Fig. 1: Mean solar activity (blue) compared to the activity of the current cycle (red) and the very similar solar cycle 5 (black).
A comparison of all the cycles:
Fig. 2: The activity of all cycles 1 to 24. Depicted is the deviation from the mean. The current cycle began in December 2008 and is the 3rd quietest since systematic observations began in 1755.
The behavior of the solar polar fields also indicate that the upcoming solar cycle 25 could be as weak as SC 6. According to the current conditions, we could experience a solar minimum that is similar to that experienced during the Dalton Minimum (SC 5, 6 and 7) of 1790 – 1830. The strongly decoupled polar fields is a phenomenon that has yet to be observed since systematic observations began in the 1970s – a time when the solar activity was stronger than at any time ever observed.
Antarctica: So little ice as never observed before!
Last month we saw plenty of headlines about this. The German ARD remained rather factual, but others were dramatic and even employed photo-shopped images suggesting climate alarm. First the facts: This year’s ice extent is at a record low, as is referenced by the NSIDC in its report. Here’s the chart:
Fig. 3: Sea ice extent around Antarctica in February compared to 1979 (in %). Source.
The dashed line depicts the overall trend, and it remains strongly upward. The long-term trend is what counts when it comes to climate. Yearly fluctuations are related to weather. A look at the GISS temperatures across Antarctica shows no relevant trend.
Fig. 4: Antarctic surface temperature as to GISS.
What follows are the sea surface temperatures (SST). Here we see where the sea ice loss is coming from:
Fig. 5: Temperature anomaly of the ocean surrounding Antarctica.
Here we recognize the downward trend since the 1990s, followed by a sharp upward spike at the end. Certainly much of this has to do with the weather at the end of 2016, more precisely since September. There is no real information on what is behind the spike.
One suspicion is the very powerful El Nino of 2015/16, but such a spike did not follow the El Nino 1997/98. It must be kept in mind that there were some real global differences between the last powerful El Nino and the one from the late 1990s, see study here. One suspects that a chain of events may have unfolded which led to a warming of the water around Antarctica. Next year will likely tell us if this is only a temporary powerful warming spike, or if it is the start of a trend reversal.
Media reports that global warming is now catastrophically reducing sea ice around Antarctica are however, wild speculation. In a recent study here on the AMOC, it is determined that a powerful heat transport towards the North causes a special pattern: The sea surface temperature (SST) cools and the depths get warmer. The deeper water at the edge of the continent down to 700 meters shows a warming trend. Here’s a look at the lower depths there:
Fig. 6: Ocean temperature anomalies down to 700 meters deep around Antarctica.
The divergence between the lower layers and its surface can be clearly seen.

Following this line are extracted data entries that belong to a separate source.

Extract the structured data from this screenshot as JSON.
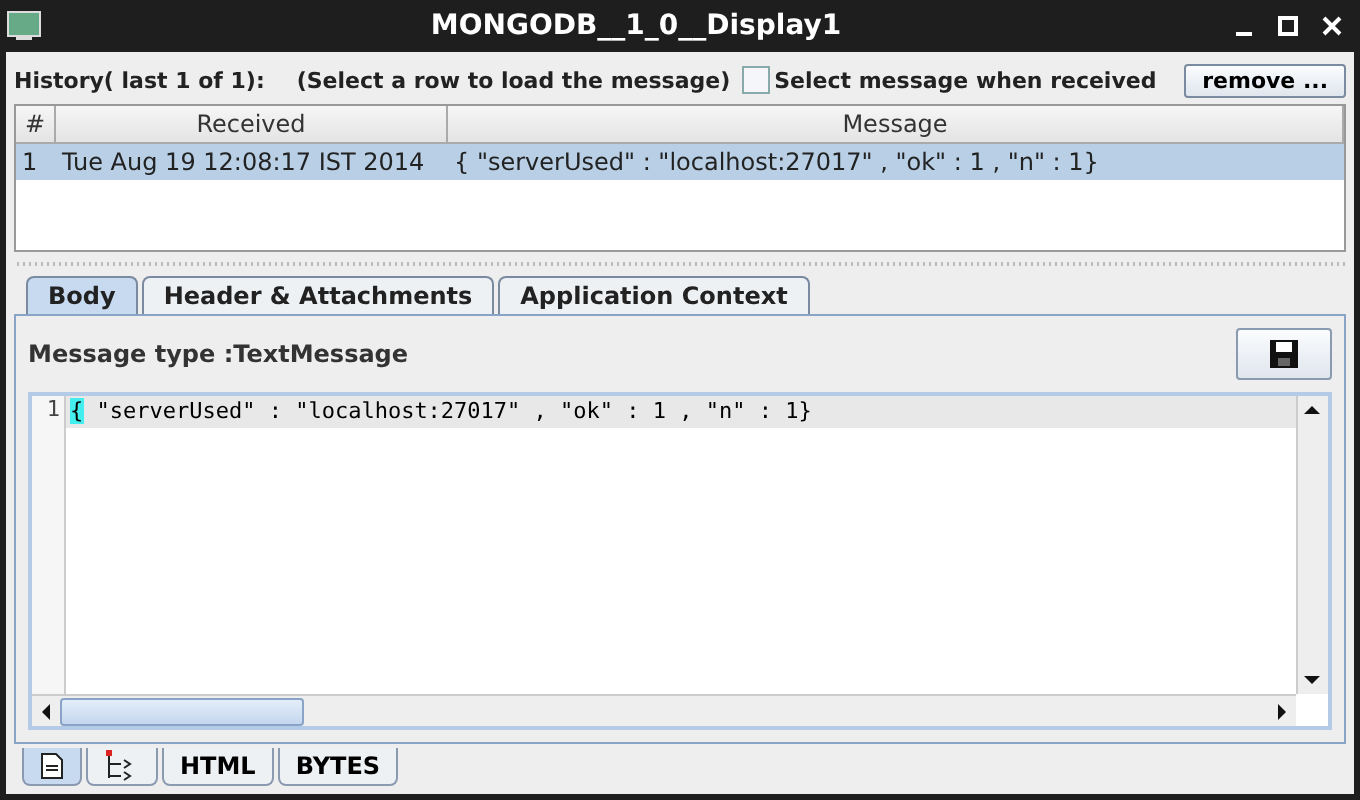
{
  "window": {
    "title": "MONGODB__1_0__Display1"
  },
  "history": {
    "label": "History( last 1 of 1):",
    "hint": "(Select a row to load the message)",
    "auto_select": {
      "label": "Select message when received",
      "checked": false
    },
    "remove_button": "remove ..."
  },
  "table": {
    "columns": [
      "#",
      "Received",
      "Message"
    ],
    "rows": [
      {
        "cells": [
          "1",
          "Tue Aug 19 12:08:17 IST 2014",
          "{ \"serverUsed\" : \"localhost:27017\" , \"ok\" : 1 , \"n\" : 1}"
        ],
        "selected": true
      }
    ]
  },
  "tabs": [
    {
      "label": "Body",
      "selected": true
    },
    {
      "label": "Header & Attachments",
      "selected": false
    },
    {
      "label": "Application Context",
      "selected": false
    }
  ],
  "message_type": "Message type :TextMessage",
  "editor": {
    "lines": [
      {
        "number": "1",
        "text": "{ \"serverUsed\" : \"localhost:27017\" , \"ok\" : 1 , \"n\" : 1}"
      }
    ]
  },
  "view_tabs": [
    {
      "kind": "document",
      "selected": true
    },
    {
      "kind": "tree",
      "selected": false
    },
    {
      "kind": "text",
      "label": "HTML",
      "selected": false
    },
    {
      "kind": "text",
      "label": "BYTES",
      "selected": false
    }
  ]
}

In Fig. 5 we see the sudden positive spike in SST, but the ocean down to 700 meters cannot of course follow along due to its high thermal inertia.

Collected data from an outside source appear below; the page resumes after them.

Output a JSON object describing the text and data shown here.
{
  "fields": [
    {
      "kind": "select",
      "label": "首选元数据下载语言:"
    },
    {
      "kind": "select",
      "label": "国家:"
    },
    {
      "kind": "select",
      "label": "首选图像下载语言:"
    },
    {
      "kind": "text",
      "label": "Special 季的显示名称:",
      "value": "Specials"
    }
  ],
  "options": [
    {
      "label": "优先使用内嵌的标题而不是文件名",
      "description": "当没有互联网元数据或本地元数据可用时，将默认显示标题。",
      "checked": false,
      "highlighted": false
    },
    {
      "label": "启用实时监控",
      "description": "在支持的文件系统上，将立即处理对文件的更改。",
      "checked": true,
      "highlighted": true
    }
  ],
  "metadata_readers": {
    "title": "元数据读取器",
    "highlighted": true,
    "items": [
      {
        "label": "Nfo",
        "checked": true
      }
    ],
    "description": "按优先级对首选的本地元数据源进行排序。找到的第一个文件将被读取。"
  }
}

In the North Atlantic we do see, however, a retreat in heat transport since about 2012:
Figure. 7: The surface temperature anomalies in the sub-polar North Atlantic since 1980.
It may very well be that the El Nino is in part causing the “see-saw” effect: A stronger northward directed heat transport (strong AMOC) cools the water at the sea surface of the ocean (the sea ice grows) around Antarctica while it gets warmer in the water depths. A weaker AMOC (Fig. 7 favors a diminishment compared to the years after 1998) reverses the condition in the south: it gets warmer on the sea surface (sea ice melts) and the depths get colder.
We await with suspense the measurements around Antarctica to see whether this is the case. These are all natural processes, and whether man-made warming plays a role — if yes, how much of a factor it really plays — is completely unclear.
It is far too early to start blaring out that man is melting the Antarctic. Propaganda and science do not go well together. The internal variability of the currently cooling North Atlantic is simply “nature at work”.